Verification can take many forms, but notably, most vendors are unable to verify everyone (not everyone responds to a Zoom request, exists on voter registration records, etc.). Moreso, verification seems to occur only on a core panel. For many surveys, particularly those with a large quota for small-incidence groups, a vendor will go off-panel to attain the final quota. It is perhaps for this reason that the Pew Research Center and others find that harder-to-reach populations tend to have the most untenable responses.

Why Fraud Behaves Like Bias

It’s also critical to understand that fraud isn’t simply “more error.” It behaves like bias. Fraudulent respondents cluster in predictable ways: patterns of speeders, language inconsistencies, duplicated demographic profiles, and improbable behavioral claims. These fraudulent respondents distort the substantive findings of studies, particularly on subgroup analyses, trend lines, and small-incidence populations. Treating fraud as random error dramatically understates its impact.

The Insights webinar did note at least one effective method for AI detection and mentioned that firms have up to a dozen other methods. There is evidence that these AI identification methods are highly effective (for now), but while larger panel companies can afford to deploy these methods, smaller and homemade nonprobability survey efforts probably cannot.

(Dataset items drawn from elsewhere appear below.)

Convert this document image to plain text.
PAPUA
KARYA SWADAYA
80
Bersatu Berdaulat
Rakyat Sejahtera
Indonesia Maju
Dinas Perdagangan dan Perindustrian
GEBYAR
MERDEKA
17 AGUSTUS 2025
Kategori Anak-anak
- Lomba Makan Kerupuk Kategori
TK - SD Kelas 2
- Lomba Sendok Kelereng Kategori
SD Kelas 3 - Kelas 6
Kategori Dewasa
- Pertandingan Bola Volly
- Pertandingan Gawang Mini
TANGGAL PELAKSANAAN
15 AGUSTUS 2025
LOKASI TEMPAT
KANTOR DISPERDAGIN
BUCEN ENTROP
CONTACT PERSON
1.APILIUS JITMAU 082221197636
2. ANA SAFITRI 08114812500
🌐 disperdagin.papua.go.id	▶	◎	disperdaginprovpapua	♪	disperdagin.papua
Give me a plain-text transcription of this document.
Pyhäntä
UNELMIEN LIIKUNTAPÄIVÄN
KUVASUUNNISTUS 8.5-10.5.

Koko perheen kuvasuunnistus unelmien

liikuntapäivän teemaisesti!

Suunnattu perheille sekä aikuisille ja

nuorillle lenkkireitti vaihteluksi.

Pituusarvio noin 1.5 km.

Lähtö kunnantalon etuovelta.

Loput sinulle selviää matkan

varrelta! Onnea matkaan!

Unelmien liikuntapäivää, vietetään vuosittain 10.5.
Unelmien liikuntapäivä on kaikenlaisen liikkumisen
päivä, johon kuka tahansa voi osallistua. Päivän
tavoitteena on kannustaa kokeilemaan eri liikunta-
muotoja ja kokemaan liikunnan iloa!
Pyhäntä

It is likely true that our AI detection methods are becoming increasingly effective. But two notes of concern persist: First, human fraud remains the predominant form of fraud, and detection of that seems to be ineffective to some degree, given the roughly 40 percent fraud rate. Second, as the presentation noted, with AI fraud, we are just entering what will be a long, protracted war of attrition, with one side innovating new ways to convince us that they are a “real human,” and the other side finding innovative ways to discover the truth.

The Probability-Based Alternative

No single tool solves fraud, but robust systems do. Larger providers may deploy variations of these methods, but the real differentiator is whether identity is verified before respondents enter the ecosystem.

This is why probability-based recruitments remain inoculated against fraud. When respondents originate from verified physical addresses and are recruited through controlled, documented methods, the issue of fraud rightly never even enters the conversation. Open opt-in models simply cannot replicate this foundational protection.

For a deeper look at the structural risks within nonprobability sampling, and why fraud is a symptom of more fundamental design issues, I point you again to the research our team did on the dangerous gamble of nonprobability samples. It expands on many of the themes I raise and provides a framework for evaluating sample quality.

Fraud is not a temporary disruption—it’s a defining challenge for nonprobability surveys. The question is no longer whether fraud exists; it’s which methodological foundation you choose to stand on.

Main Takeaways

  • Fraud in nonprobability surveys is both widespread and structurally rooted.
  • Probability-based recruitment inherently limits fraud exposure.
  • Fraud is not a passing issue; it is now a defining challenge for survey research.


Suggested Citation

Dutwin, D. (2026, February 25). The Fraud Problem Reshaping Survey Research. [Web blog post]. NORC at the University of Chicago. Retrieved from www.norc.org.